Setting up Steam Authentication using OpenID

Updated 21 November 2020

If you’ve ever been interested in developing a web app that integrates with Steam using OpenID, this post will help provide you with a quick overview of the things to keep in mind when getting started.

To integrate your web app with Steam, you'll need to use OpenID 2.0. This is a rather old protocol that is deprecated in favour of a newer protocol called OpenID Connect.

Finding an OpenID 2.0 library to use for Steam

Libraries for OpenID Connect are not compatible with OpenID 2.0, so when looking for a library make sure you choose carefully!

The OpenID website provides a list of OpenID 2.0 libraries, but if you use Google you may be able to find ones specific to Steam in your language of choice, such as passport-steam for Node.js.

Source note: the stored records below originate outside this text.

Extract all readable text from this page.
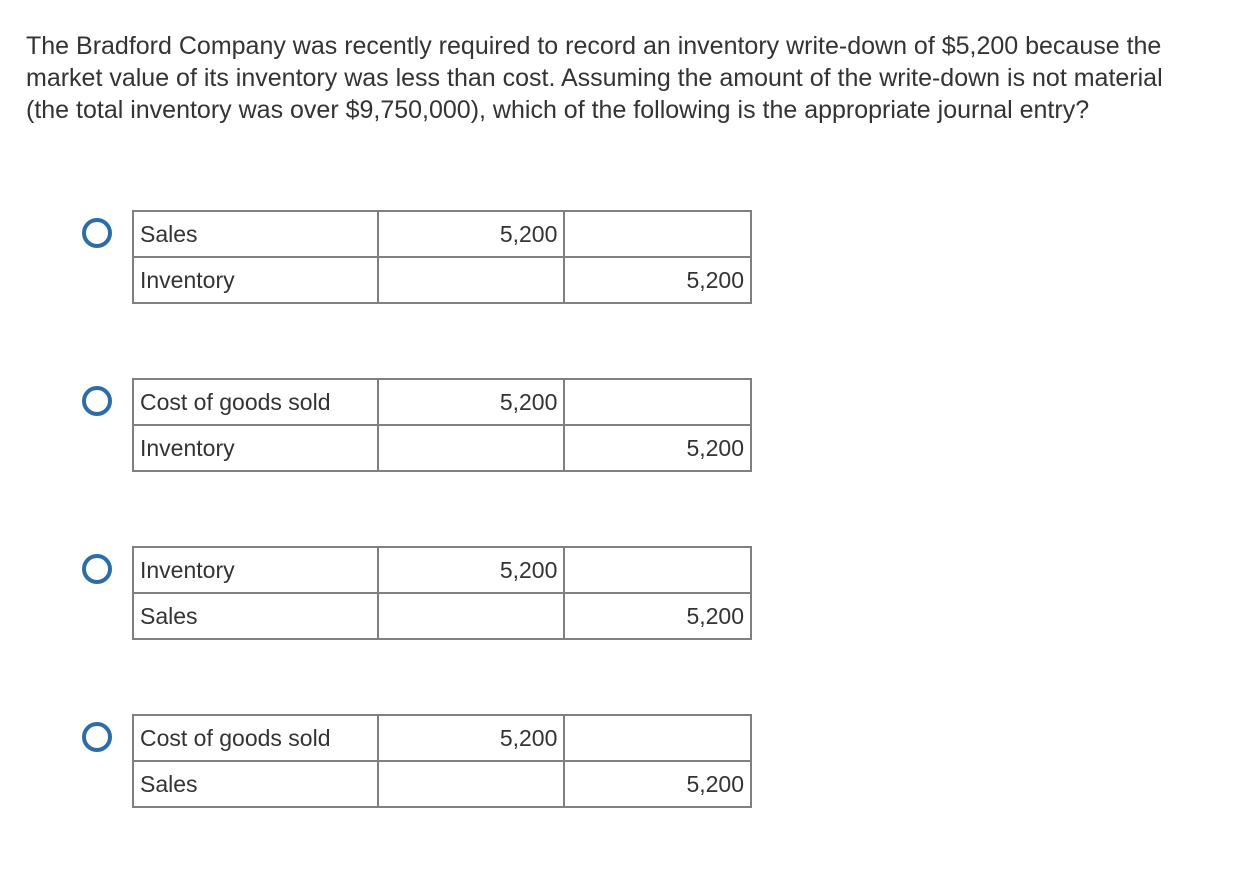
The Bradford Company was recently required to record an inventory write-down of $5,200 because the market value of its inventory was less than cost. Assuming the amount of the write-down is not material (the total inventory was over $9,750,000), which of the following is the appropriate journal entry?

Sales	5,200	
Inventory		5,200
Cost of goods sold	5,200	
Inventory		5,200
Inventory	5,200	
Sales		5,200
Cost of goods sold	5,200	
Sales		5,200
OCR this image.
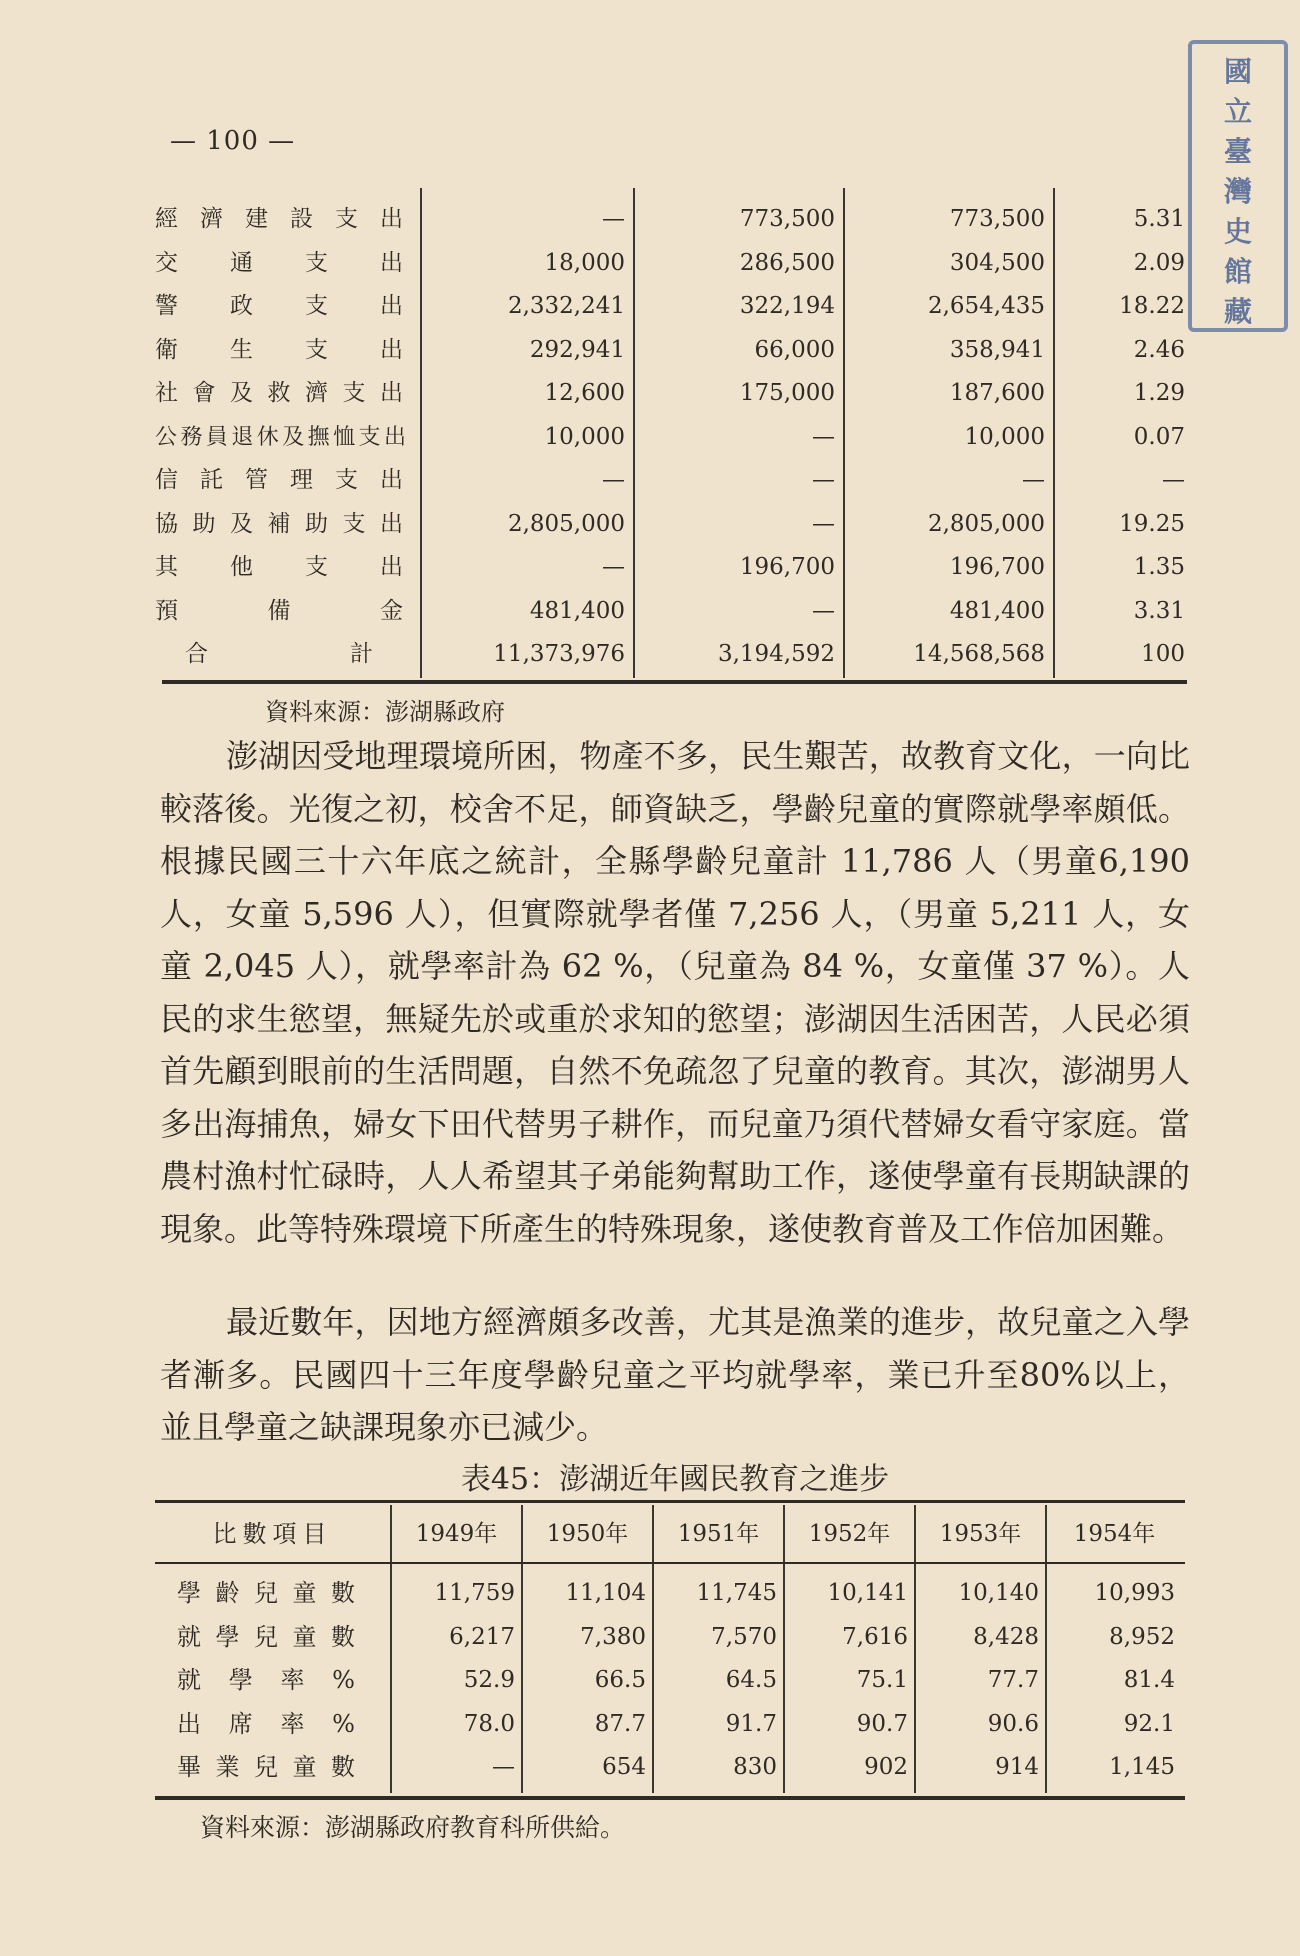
— 100 —
國
立
臺
灣
史
館
藏
經濟建設支出	—	773,500	773,500	5.31
交通支出	18,000	286,500	304,500	2.09
警政支出	2,332,241	322,194	2,654,435	18.22
衛生支出	292,941	66,000	358,941	2.46
社會及救濟支出	12,600	175,000	187,600	1.29
公務員退休及撫恤支出	10,000	—	10,000	0.07
信託管理支出	—	—	—	—
協助及補助支出	2,805,000	—	2,805,000	19.25
其他支出	—	196,700	196,700	1.35
預備金	481,400	—	481,400	3.31
合計	11,373,976	3,194,592	14,568,568	100
資料來源：澎湖縣政府
澎湖因受地理環境所困，物產不多，民生艱苦，故教育文化，一向比較落後。光復之初，校舍不足，師資缺乏，學齡兒童的實際就學率頗低。根據民國三十六年底之統計，全縣學齡兒童計 11,786 人（男童6,190人，女童 5,596 人），但實際就學者僅 7,256 人，（男童 5,211 人，女童 2,045 人），就學率計為 62 %，（兒童為 84 %，女童僅 37 %）。人民的求生慾望，無疑先於或重於求知的慾望；澎湖因生活困苦，人民必須首先顧到眼前的生活問題，自然不免疏忽了兒童的教育。其次，澎湖男人多出海捕魚，婦女下田代替男子耕作，而兒童乃須代替婦女看守家庭。當農村漁村忙碌時，人人希望其子弟能夠幫助工作，遂使學童有長期缺課的現象。此等特殊環境下所產生的特殊現象，遂使教育普及工作倍加困難。
最近數年，因地方經濟頗多改善，尤其是漁業的進步，故兒童之入學者漸多。民國四十三年度學齡兒童之平均就學率，業已升至80%以上，並且學童之缺課現象亦已減少。
表45：澎湖近年國民教育之進步
比數項目	1949年	1950年	1951年	1952年	1953年	1954年
學齡兒童數	11,759	11,104	11,745	10,141	10,140	10,993
就學兒童數	6,217	7,380	7,570	7,616	8,428	8,952
就學率%	52.9	66.5	64.5	75.1	77.7	81.4
出席率%	78.0	87.7	91.7	90.7	90.6	92.1
畢業兒童數	—	654	830	902	914	1,145
資料來源：澎湖縣政府教育科所供給。
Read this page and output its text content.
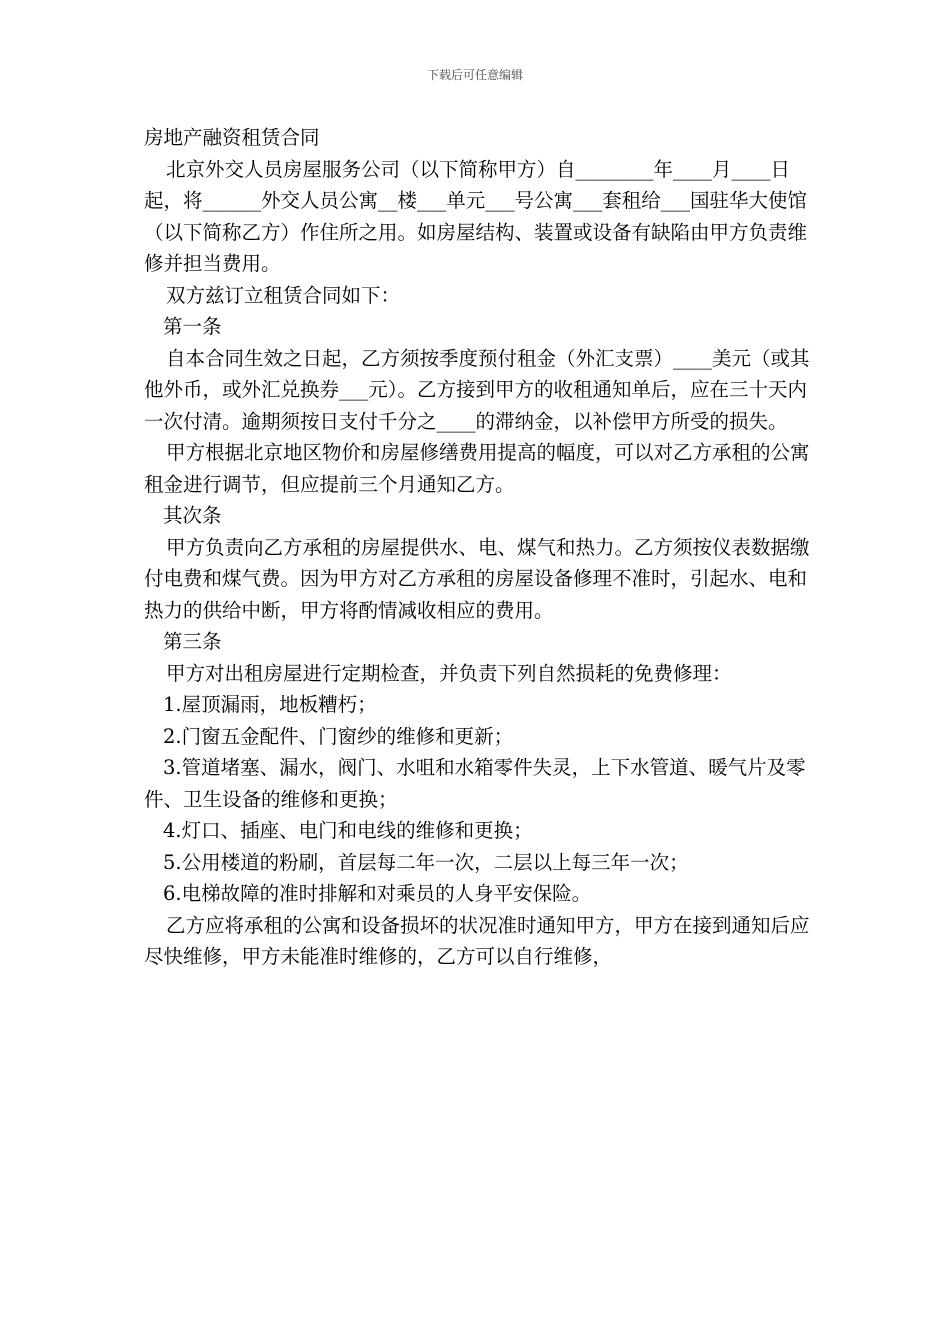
下载后可任意编辑

房地产融资租赁合同

北京外交人员房屋服务公司（以下简称甲方）自________年____月____日起，将______外交人员公寓__楼___单元___号公寓___套租给___国驻华大使馆（以下简称乙方）作住所之用。如房屋结构、装置或设备有缺陷由甲方负责维修并担当费用。

双方兹订立租赁合同如下：

第一条

自本合同生效之日起，乙方须按季度预付租金（外汇支票）____美元（或其他外币，或外汇兑换券___元）。乙方接到甲方的收租通知单后，应在三十天内一次付清。逾期须按日支付千分之____的滞纳金，以补偿甲方所受的损失。

甲方根据北京地区物价和房屋修缮费用提高的幅度，可以对乙方承租的公寓租金进行调节，但应提前三个月通知乙方。

其次条

甲方负责向乙方承租的房屋提供水、电、煤气和热力。乙方须按仪表数据缴付电费和煤气费。因为甲方对乙方承租的房屋设备修理不准时，引起水、电和热力的供给中断，甲方将酌情减收相应的费用。

第三条

甲方对出租房屋进行定期检查，并负责下列自然损耗的免费修理：

1.屋顶漏雨，地板糟朽；

2.门窗五金配件、门窗纱的维修和更新；

3.管道堵塞、漏水，阀门、水咀和水箱零件失灵，上下水管道、暖气片及零件、卫生设备的维修和更换；

4.灯口、插座、电门和电线的维修和更换；

5.公用楼道的粉刷，首层每二年一次，二层以上每三年一次；

6.电梯故障的准时排解和对乘员的人身平安保险。

乙方应将承租的公寓和设备损坏的状况准时通知甲方，甲方在接到通知后应尽快维修，甲方未能准时维修的，乙方可以自行维修，
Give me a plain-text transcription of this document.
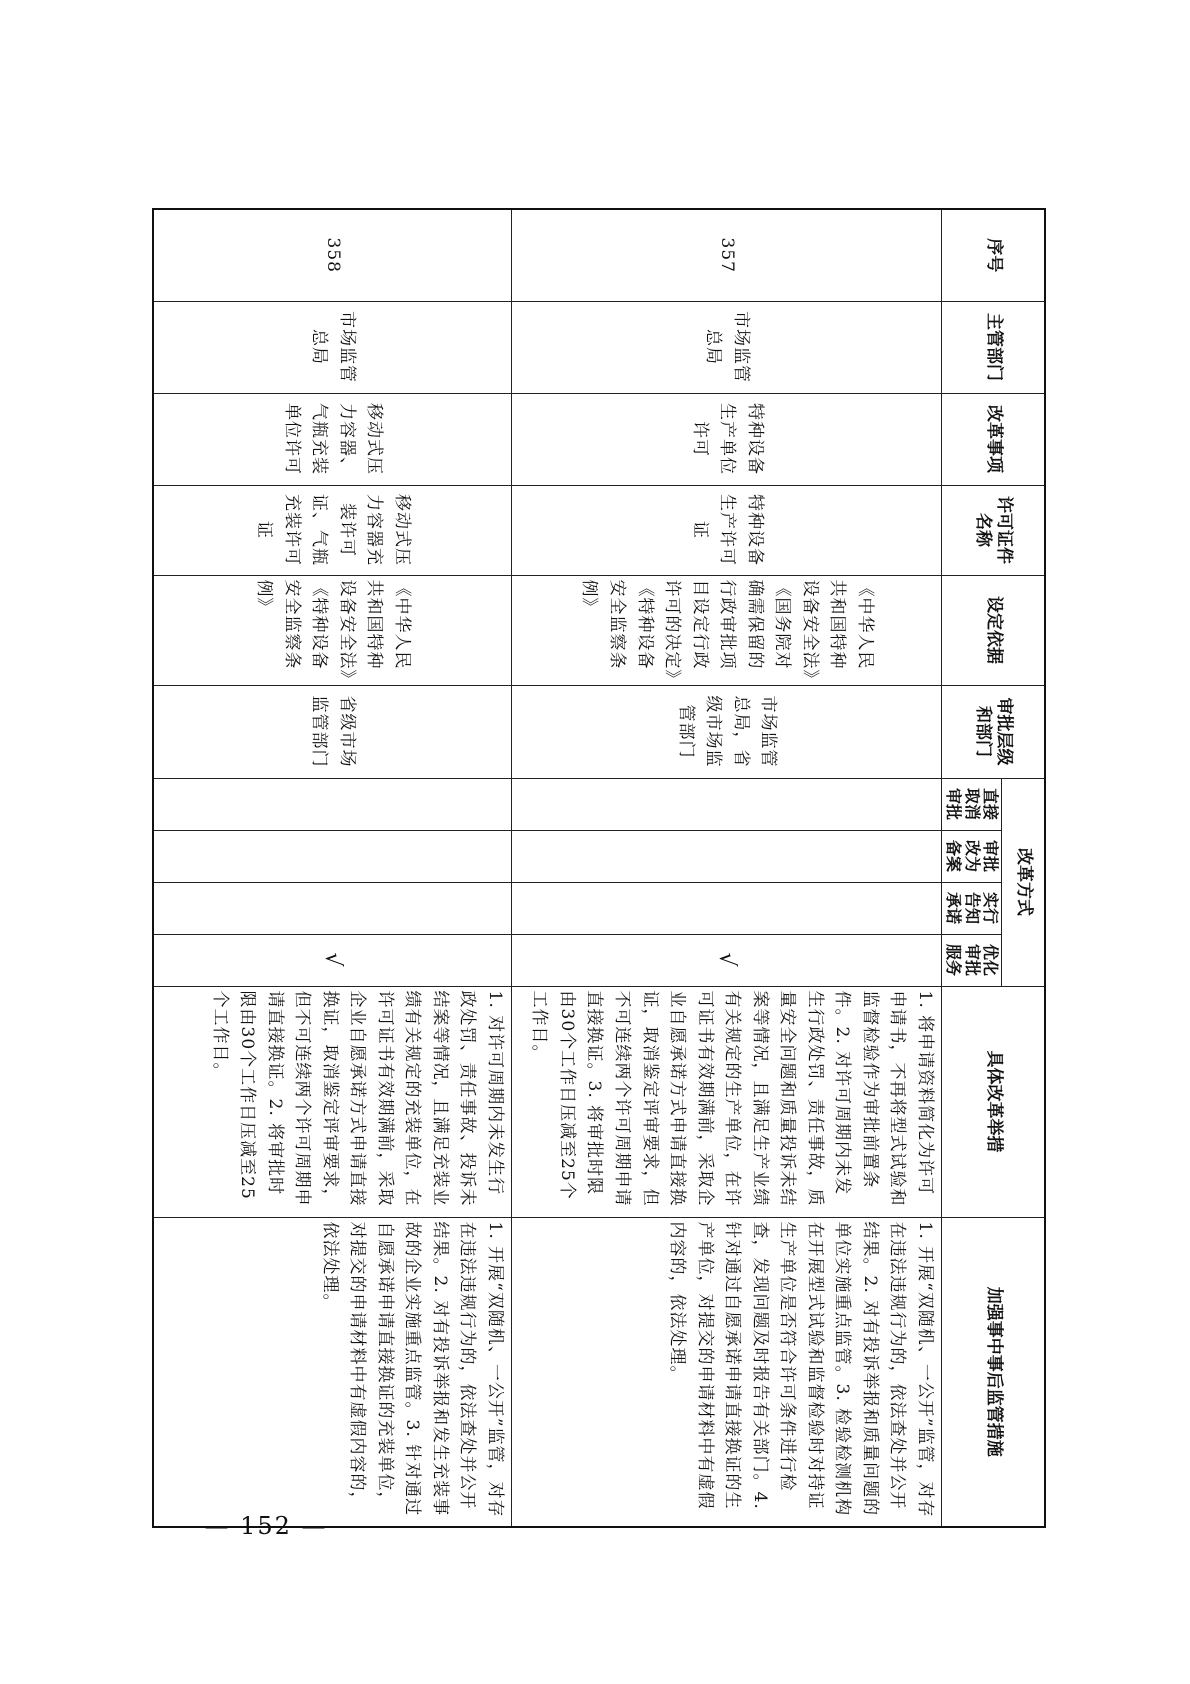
序号	主管部门	改革事项	许可证件名称	设定依据	审批层级和部门	改革方式				具体改革举措	加强事中事后监管措施
						直接取消审批	审批改为备案	实行告知承诺	优化审批服务		
357	市场监管总局	特种设备生产单位许可	特种设备生产许可证	《中华人民共和国特种设备安全法》《国务院对确需保留的行政审批项目设定行政许可的决定》《特种设备安全监察条例》	市场监管总局，省级市场监管部门				√	1. 将申请资料简化为许可申请书，不再将型式试验和监督检验作为审批前置条件。2. 对许可周期内未发生行政处罚、责任事故，质量安全问题和质量投诉未结案等情况，且满足生产业绩有关规定的生产单位，在许可证书有效期满前，采取企业自愿承诺方式申请直接换证，取消鉴定评审要求，但不可连续两个许可周期申请直接换证。3. 将审批时限由30个工作日压减至25个工作日。	1. 开展“双随机、一公开”监管，对存在违法违规行为的，依法查处并公开结果。2. 对有投诉举报和质量问题的单位实施重点监管。3. 检验检测机构在开展型式试验和监督检验时对持证生产单位是否符合许可条件进行检查，发现问题及时报告有关部门。4. 针对通过自愿承诺申请直接换证的生产单位，对提交的申请材料中有虚假内容的，依法处理。
358	市场监管总局	移动式压力容器、气瓶充装单位许可	移动式压力容器充装许可证、气瓶充装许可证	《中华人民共和国特种设备安全法》《特种设备安全监察条例》	省级市场监管部门				√	1. 对许可周期内未发生行政处罚、责任事故、投诉未结案等情况，且满足充装业绩有关规定的充装单位，在许可证书有效期满前，采取企业自愿承诺方式申请直接换证，取消鉴定评审要求，但不可连续两个许可周期申请直接换证。2. 将审批时限由30个工作日压减至25个工作日。	1. 开展“双随机、一公开”监管，对存在违法违规行为的，依法查处并公开结果。2. 对有投诉举报和发生充装事故的企业实施重点监管。3. 针对通过自愿承诺申请直接换证的充装单位，对提交的申请材料中有虚假内容的，依法处理。
— 152 —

If you’re looking to use only JavaScript for OpenID, you’re out of luck as you need to keep your API key secret as per Steam’s Terms of Use. If you use client-side JavaScript then any calls you make to the API will be visible in the network tab, along with your key.

The Steam authentication flow

You must use one of the "Sign in through Steam" buttons provided by Steam to tell the user to log in. Once the user clicks this button, you should be able to use your OpenID library to kick off the authentication flow.

It will redirect the user to Steam where they will be prompted to log in (note that this cannot be in an iframe), and then redirect the user back to a URL of your choice. Provided you can find a well-documented OpenID library (or even better, one specific to Steam) this should be fairly straightforward to set up.

You will then also receive some information about the user such as their display name, avatar and Steam ID. From there you can go on to use the ID to grab the information you need about their games. Just remember to keep in mind that the user's profile will need to be public for their data to be accessible.

The Steam Web API

The Steam Web API can provide you with a lot of useful information relating to games on the Steam store, as well as user-specific data such as game playtime and achievement statistics.

To use this API you’ll need a Steam API key, which you can obtain here.

If you’re looking to get information about a Steam user you will also need their Steam ID. This ID is accessible via OpenID authentication with Steam, but can also be easily accessed from profile URLs (if the user hasn't set up a custom ID) and by third-party tools such as Steam ID Finder.

The benefit of using Steam authentication is that it provides a smooth way to get a user’s ID, without having to make them jump through hoops to provide it for you.

One important thing to note is that even after you get a user to authenticate with Steam, if their profile visibility is set to private it is not possible to get any of their data.

The exception to this rule is your own account, and any accounts on your Steam friend list, as the API key you use is linked to your Steam account.